The workshop was designed to help address the inefficiencies in research data analysis and interpretation and presentation of results. The timing of the training was critical, as it came immediately following a recent survey that revealed that over 90% of researchers had difficulty writing up their research for publication. The survey, conducted by the Netherlands-based Technical Centre for Agricultural and Rural Cooperation (CTA) in sub-Saharan Africa, also showed that 40% of manuscripts submitted for publication in journals are rejected.
Opening the workshop, the director general of CSIR, Abdulai Salifu, emphasized the importance of quality research publications for the benefit of the scientific community and the public. He urged participants to make the best of the workshop to improve their research output. The Deputy Director General of CSIR, Rose Emma Mamaa Entsuah-Mensah, who chaired the function, praised the workshop’s focus on female scientists saying it would help ‘promote Ghanaian female scientists.’
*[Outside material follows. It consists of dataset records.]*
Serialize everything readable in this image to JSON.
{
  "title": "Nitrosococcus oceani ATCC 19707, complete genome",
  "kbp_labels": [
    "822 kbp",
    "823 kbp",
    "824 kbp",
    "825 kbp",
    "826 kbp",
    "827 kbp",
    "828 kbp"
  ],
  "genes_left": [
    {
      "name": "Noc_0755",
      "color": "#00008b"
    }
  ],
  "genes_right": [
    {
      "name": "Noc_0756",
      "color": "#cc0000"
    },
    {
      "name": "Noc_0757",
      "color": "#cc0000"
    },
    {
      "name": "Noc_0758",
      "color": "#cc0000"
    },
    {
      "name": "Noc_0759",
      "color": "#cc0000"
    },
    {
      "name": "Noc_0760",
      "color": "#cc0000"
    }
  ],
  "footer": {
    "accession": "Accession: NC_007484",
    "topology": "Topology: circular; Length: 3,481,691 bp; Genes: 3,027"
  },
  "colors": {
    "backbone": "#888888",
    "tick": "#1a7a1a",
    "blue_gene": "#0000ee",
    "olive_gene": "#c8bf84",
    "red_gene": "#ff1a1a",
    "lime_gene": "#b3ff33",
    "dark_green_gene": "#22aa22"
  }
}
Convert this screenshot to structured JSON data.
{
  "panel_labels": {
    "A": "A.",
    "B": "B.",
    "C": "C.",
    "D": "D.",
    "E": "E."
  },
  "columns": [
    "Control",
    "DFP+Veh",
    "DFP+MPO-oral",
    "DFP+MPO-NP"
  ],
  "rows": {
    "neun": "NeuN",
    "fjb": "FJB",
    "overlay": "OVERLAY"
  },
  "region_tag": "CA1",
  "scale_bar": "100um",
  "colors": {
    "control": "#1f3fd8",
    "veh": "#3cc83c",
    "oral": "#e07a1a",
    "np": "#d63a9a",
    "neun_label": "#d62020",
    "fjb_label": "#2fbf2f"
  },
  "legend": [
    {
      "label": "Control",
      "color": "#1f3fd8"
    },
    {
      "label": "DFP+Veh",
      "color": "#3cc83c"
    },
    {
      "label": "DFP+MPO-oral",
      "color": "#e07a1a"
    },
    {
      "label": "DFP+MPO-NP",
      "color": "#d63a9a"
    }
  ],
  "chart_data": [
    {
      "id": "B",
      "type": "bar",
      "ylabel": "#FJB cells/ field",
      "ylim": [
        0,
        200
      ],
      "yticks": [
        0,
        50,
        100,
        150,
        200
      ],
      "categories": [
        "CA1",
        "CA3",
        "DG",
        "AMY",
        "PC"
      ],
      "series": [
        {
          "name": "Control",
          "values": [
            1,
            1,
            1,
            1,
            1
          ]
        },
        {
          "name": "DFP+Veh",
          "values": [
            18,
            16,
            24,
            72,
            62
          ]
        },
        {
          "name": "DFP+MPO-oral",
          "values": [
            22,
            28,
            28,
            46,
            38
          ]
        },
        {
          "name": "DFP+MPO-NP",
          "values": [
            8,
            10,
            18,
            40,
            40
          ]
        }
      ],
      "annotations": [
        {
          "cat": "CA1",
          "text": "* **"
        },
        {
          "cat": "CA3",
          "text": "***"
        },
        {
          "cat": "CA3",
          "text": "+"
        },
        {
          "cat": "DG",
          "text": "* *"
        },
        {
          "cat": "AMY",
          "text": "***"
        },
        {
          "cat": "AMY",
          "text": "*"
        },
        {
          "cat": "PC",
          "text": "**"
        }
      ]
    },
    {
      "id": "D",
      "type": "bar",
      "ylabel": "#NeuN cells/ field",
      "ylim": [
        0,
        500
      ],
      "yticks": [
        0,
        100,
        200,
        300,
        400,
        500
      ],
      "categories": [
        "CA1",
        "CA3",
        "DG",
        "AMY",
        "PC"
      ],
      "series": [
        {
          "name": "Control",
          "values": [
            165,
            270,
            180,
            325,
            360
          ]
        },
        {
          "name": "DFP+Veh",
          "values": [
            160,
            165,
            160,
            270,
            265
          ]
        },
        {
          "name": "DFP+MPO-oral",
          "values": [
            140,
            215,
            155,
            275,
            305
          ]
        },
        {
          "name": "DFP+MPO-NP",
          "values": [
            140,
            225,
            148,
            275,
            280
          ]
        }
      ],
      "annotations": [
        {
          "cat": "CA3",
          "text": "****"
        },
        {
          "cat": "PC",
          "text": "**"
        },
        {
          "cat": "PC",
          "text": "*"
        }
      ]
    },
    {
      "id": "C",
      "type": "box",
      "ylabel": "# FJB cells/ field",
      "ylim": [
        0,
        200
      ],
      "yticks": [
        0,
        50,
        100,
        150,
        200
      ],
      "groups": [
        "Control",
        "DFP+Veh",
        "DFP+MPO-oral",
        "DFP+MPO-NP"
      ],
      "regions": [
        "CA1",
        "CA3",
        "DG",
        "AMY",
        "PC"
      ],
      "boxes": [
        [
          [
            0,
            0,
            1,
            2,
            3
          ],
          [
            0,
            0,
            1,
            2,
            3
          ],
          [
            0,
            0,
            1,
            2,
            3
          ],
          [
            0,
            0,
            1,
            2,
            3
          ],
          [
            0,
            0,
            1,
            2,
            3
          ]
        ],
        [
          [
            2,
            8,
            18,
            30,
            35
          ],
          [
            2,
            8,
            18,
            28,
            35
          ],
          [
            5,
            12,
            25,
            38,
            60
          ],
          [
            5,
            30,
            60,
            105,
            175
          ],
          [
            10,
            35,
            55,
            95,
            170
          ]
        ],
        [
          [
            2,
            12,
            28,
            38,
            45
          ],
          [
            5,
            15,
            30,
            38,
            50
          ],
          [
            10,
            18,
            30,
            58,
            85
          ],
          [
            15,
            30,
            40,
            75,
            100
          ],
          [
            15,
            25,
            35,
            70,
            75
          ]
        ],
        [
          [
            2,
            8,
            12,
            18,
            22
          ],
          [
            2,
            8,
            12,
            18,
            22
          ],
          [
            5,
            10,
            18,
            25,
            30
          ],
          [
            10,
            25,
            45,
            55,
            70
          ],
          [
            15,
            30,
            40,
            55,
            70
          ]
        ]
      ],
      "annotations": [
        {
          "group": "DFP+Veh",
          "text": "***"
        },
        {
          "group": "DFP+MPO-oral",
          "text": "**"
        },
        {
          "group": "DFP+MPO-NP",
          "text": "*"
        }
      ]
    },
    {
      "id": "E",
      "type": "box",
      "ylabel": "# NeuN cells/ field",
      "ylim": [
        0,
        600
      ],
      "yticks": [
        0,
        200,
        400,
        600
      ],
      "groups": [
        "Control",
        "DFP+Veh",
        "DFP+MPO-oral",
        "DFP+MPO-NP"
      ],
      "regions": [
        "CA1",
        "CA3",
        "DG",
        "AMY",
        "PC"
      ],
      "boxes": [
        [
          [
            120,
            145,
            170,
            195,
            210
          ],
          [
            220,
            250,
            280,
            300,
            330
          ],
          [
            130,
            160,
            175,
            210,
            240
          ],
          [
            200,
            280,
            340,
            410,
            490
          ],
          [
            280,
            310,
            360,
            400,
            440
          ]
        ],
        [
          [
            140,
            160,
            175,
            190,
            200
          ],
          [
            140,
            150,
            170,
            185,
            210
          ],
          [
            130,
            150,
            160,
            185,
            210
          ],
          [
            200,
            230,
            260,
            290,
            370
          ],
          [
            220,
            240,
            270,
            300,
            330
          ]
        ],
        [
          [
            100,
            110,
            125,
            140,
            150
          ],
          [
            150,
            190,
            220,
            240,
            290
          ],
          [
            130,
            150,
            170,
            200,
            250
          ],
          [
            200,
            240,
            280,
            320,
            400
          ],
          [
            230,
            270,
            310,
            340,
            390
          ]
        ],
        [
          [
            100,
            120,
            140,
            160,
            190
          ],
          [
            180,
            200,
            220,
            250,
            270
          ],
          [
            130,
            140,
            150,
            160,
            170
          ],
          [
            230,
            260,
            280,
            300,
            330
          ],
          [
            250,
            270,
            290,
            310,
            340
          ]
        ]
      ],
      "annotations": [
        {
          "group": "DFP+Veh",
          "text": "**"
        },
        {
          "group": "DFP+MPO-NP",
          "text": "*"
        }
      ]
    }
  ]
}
The Africa RISING West Africa chief scientist and country representative of IITA in Ghana, Asamoah Larbi, asked the participants to pay particular attention to proper research design and data analysis to ensure the scientific quality of their research. Participants said the course would help them address difficulties encountered in data collection, analysis and presentation of results. ‘The knowledge gained from this course will help me to carry out experiments and interpret and share outputs with relevant stakeholders,’ one participant said.
As part of the US Government’s Feed the Future initiative aimed at addressing global hunger and food security, USAID is supporting multi-stakeholder agricultural research projects. Such projects are providing support to vulnerable women, children and family members – mostly smallholder farmers – to escape hunger and poverty.